Swaddlings the Rushey Green Pram shop in the 1950s

Swaddlings, the pram shop nestled in Rushey Green during the 1950s, held a special place in the hearts of local residents. Beyond its reputation as a premier destination for prams and baby essentials, it boasted another endearing feature: the renowned “doll’s hospital.” Parents and children alike cherished this unique service, where damaged toys received expert care and restoration. Swaddlings’ skilled craftsmen worked diligently to mend and revive beloved dolls and cherished playthings, bringing joy and relief to young hearts. The shop became a haven for both the practical needs of growing families and the sentimental attachment to treasured childhood companions. Swaddlings, with its prams and the enchanting doll’s hospital, left an indelible mark on the community, creating a haven of care and nurturing for both little ones and their cherished playthings.

Youel’s The Draper’s Shop

Youel’s was a drapers shop located between the Black Horse pub and Sangley Road in Rushey Green.

While specific historical information about Youel’s Draper’s shop in Rushey Green may be limited, we can still explore the broader context of drapers shops during that era. Drapers shops played a crucial role in the fabric of local communities, offering a variety of textiles, fabrics, and haberdashery items. These establishments were often family-owned businesses, serving as gathering places where customers could browse and select materials for clothing, furnishings, and crafts.

During the early to mid-20th century, drapers shops like Youel’s were essential in providing the necessary supplies for clothing and household textiles. They catered to the needs of local residents, offering a range of fabrics, threads, buttons, ribbons, and other accessories. Drapers shops were known for their expertise in tailoring and sewing, providing services such as alterations and repairs.
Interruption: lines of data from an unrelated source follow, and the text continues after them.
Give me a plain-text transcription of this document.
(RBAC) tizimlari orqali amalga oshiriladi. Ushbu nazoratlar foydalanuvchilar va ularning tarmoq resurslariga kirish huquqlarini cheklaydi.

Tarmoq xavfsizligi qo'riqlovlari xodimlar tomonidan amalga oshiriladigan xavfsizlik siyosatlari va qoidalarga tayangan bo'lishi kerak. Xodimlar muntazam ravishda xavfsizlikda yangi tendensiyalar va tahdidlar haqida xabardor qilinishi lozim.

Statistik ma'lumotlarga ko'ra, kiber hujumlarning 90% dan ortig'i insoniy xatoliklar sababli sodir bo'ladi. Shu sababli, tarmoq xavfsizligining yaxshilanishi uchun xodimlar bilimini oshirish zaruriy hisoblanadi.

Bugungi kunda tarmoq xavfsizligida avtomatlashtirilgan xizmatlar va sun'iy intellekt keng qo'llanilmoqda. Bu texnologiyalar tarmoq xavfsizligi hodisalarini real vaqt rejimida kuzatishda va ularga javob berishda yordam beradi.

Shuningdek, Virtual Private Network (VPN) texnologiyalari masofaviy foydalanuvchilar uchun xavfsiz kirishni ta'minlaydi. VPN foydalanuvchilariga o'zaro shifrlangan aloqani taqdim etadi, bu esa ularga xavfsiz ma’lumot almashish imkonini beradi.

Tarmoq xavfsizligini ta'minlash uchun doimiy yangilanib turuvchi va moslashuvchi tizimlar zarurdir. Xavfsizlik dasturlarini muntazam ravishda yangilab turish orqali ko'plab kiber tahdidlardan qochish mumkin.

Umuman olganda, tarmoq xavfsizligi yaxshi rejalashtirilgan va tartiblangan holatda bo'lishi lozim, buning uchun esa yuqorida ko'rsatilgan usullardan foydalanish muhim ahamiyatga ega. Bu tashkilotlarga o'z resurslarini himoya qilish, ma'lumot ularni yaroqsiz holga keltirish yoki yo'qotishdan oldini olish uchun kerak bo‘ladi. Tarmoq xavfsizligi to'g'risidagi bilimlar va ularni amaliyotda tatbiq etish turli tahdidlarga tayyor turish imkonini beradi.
While we may not have specific historical details about Youel’s, we can imagine the bustling atmosphere of the shop, with customers perusing the latest fabric selections, seeking advice from knowledgeable staff, and engaging in lively conversations about fashion and style. Drapers shops like Youel’s were intrinsic parts of the community, where generations of families acquired the materials and skills needed to create clothing and adorn their homes.

Although the specific history of Youel’s remains elusive, its presence as a drapers shop in the vibrant area of Rushey Green serves as a testament to the importance of such establishments in the fabric of everyday life.